Präsidentenwahl in Tunesien:Essebsi wird neuer Staatschef

  • Kandidat Béji Caïd Essebsi hat die Präsidentschaftswahl in Tunesien gewonnen. In der Stichwahl setzt er sich gegen seinen Konkurrenten Moncef Marzouki durch.
  • In der Stadt Hamma gingen Hunderte Jugendliche aus Protest auf die Straße.
  • Die Wahl gilt als wichtiger Meilenstein: Zum ersten Mal konnten die Tunesier frei über einen Staatschef entscheiden.

Kandidat Essebsi gewinnt die Stichwahl

Der anti-islamistische Politikveteran Béji Caïd Essebsi ist Sieger der Präsidentschaftswahl in Tunesien. Wie die Wahlleitung bekannt gab, erhielt der 88-Jährige im zweiten Wahlgang am Sonntag 55,68 Prozent der Stimmen, sein Herausforderer Moncef Marzouki kam auf 44,3 Prozent.

Der 88-jährige Essebsi verkündete bereits unmittelbar nach Schließung der Wahllokale vor 2000 Anhängern in der Hauptstadt Tunis, er habe die Stichwahl für sich entscheiden. Er dankte seinen Wählern und würdigte seinen Gegner Marzouki. "Tunesien braucht alle seine Kinder", sagte er. Marzouki sagte, er werde Essebsis Äußerungen nicht kommentieren.

Essebsi hatte seinen Konkurrenten bereits im ersten Wahlgang vor einem Monat auf den zweiten Platz verwiesen, ohne dabei aber die nötige absolute Mehrheit zu erreichen.

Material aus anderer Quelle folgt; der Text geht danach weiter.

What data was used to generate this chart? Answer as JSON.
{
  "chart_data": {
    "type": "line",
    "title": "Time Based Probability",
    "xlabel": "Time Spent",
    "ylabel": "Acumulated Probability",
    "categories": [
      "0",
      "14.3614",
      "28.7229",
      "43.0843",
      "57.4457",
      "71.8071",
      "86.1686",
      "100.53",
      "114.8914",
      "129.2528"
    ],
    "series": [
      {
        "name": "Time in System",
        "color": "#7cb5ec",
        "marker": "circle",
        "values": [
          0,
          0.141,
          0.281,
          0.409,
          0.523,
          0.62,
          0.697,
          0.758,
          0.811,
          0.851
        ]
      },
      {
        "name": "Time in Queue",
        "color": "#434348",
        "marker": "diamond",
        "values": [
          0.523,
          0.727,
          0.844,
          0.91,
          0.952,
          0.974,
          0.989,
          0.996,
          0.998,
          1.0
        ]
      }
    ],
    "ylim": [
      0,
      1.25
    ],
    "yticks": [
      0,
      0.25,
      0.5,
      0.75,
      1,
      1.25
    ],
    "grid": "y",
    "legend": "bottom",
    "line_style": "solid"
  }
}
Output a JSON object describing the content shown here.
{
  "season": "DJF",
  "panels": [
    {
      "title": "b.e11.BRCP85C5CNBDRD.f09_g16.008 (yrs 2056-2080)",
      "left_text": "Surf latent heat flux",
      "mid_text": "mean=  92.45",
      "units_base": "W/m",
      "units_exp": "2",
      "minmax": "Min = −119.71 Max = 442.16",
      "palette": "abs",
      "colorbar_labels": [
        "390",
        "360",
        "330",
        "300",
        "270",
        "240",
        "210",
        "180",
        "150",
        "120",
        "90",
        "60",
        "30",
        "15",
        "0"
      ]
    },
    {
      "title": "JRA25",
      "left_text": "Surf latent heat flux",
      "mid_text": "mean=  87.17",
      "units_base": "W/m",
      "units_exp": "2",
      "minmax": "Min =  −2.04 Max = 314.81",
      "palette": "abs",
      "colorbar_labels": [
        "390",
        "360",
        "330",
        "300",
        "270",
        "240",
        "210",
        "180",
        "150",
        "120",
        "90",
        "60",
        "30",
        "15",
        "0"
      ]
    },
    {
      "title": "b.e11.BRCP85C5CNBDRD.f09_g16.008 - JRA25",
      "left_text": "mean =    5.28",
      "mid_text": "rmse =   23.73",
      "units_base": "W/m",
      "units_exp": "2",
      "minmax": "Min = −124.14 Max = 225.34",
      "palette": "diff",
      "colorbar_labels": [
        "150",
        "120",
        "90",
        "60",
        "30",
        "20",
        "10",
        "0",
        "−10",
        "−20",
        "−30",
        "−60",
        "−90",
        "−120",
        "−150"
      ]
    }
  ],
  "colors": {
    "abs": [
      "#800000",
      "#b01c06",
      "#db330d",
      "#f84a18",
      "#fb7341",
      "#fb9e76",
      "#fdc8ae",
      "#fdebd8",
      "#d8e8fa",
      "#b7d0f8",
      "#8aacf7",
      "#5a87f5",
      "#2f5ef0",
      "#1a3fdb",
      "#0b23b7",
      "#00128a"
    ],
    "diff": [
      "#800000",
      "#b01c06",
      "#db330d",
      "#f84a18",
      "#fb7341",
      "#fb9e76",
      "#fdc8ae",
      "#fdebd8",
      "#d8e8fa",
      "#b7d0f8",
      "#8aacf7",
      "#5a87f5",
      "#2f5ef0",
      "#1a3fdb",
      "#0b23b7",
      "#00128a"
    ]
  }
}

Protest gegen den angeblichen Sieg Essebsis

In der südtunesischen Stadt Hamma sind am Montag Hunderte Jugendliche aus Protest gegen den Sieg des langjährigen Regierungspolitikers Essebsi auf die Straße gegangen. Nach Angaben von Einwohnern setzten die Demonstranten Reifen in Brand und blockierten Straßen. Einen Sturm auf eine Polizeistation hätten Sicherheitskräfte mit Tränengas abgewehrt. Alle Geschäfte in der Stadt seien geschlossen. Die Jugendlichen skandierten nach Angaben der Zeugen: "Nein zum alten Regime."

Essebsi gegen Marzouki: die beiden Kandidaten

Essebsi gehört der antiislamistischen und neoliberal ausgerichteten Partei Nidaa Tounès an, die als stärkste Kraft aus der Parlamentswahl im Oktober hervorging. Sie gilt als Sammelbecken der alten Staatselite um Ben Ali.

Der 69 Jahre alte Marzouki ist der Kandidat des sozialdemokratischen Kongresses für die Republik (CPR). Der Bürgerrechtler war Anfang 2012 mit Unterstützung der islamistischen Partei Ennahda zum Übergangspräsidenten gewählt worden.

Marzouki hatte sich im Wahlkampf als Verteidiger der "Revolution" vom Frühjahr 2011 präsentiert. Essebsi warf er vor, das alte Regime wiederherstellen zu wollen. Zudem kritisierte er das hohe Alter seines Kontrahenten, der bereits unter Staatsgründer Habib Bourguiba diente.

Essebsi wiederum beschuldigte Marzouki, ein "Extremist" und Vertreter der Islamisten zu sein, die das Land seit 2011 heruntergewirtschaftet hätten.

Erste freie Präsidentenwahl in der Geschichte des Landes

Es war die erste freie Wahl eines Staatschefs seit der Unabhängigkeit Tunesiens von Frankreich im Jahr 1956. Sie soll den demokratischen Übergangsprozess in dem nordafrikanischen Land vollenden. In Tunesien hatte im Dezember 2010 der Arabische Frühling seinen Anfang genommen. Der Volksaufstand führte im Januar 2011 zum Sturz von Ben Ali.

Frankreichs Außenminister Laurent Fabius würdigte die Präsidentschaftswahl am Montag als "Meilenstein". Der erfolgreiche Ablauf der Wahl bestätige Tunesiens "historische Rolle". Zu der Abstimmung waren 5,3 Millionen Wahlberechtigte aufgerufen. Die Beteiligung lag nach Angaben der Wahlkommission bei 59 Prozent.

Zehntausende Soldaten und Polizisten waren im Einsatz, um die Wahl abzusichern, nachdem Dschihadisten mit Anschlägen gedroht hatten. In der Region von Kairouan gab es in der Nacht zum Sonntag einen Angriff auf eine Schule, in der Wahlunterlagen gelagert wurden. Dabei wurden dem Verteidigungsministerium zufolge ein Angreifer getötet und drei Männer festgenommen. Das Ministerium ging aber nicht von einem dschihadistischen Hintergrund aus.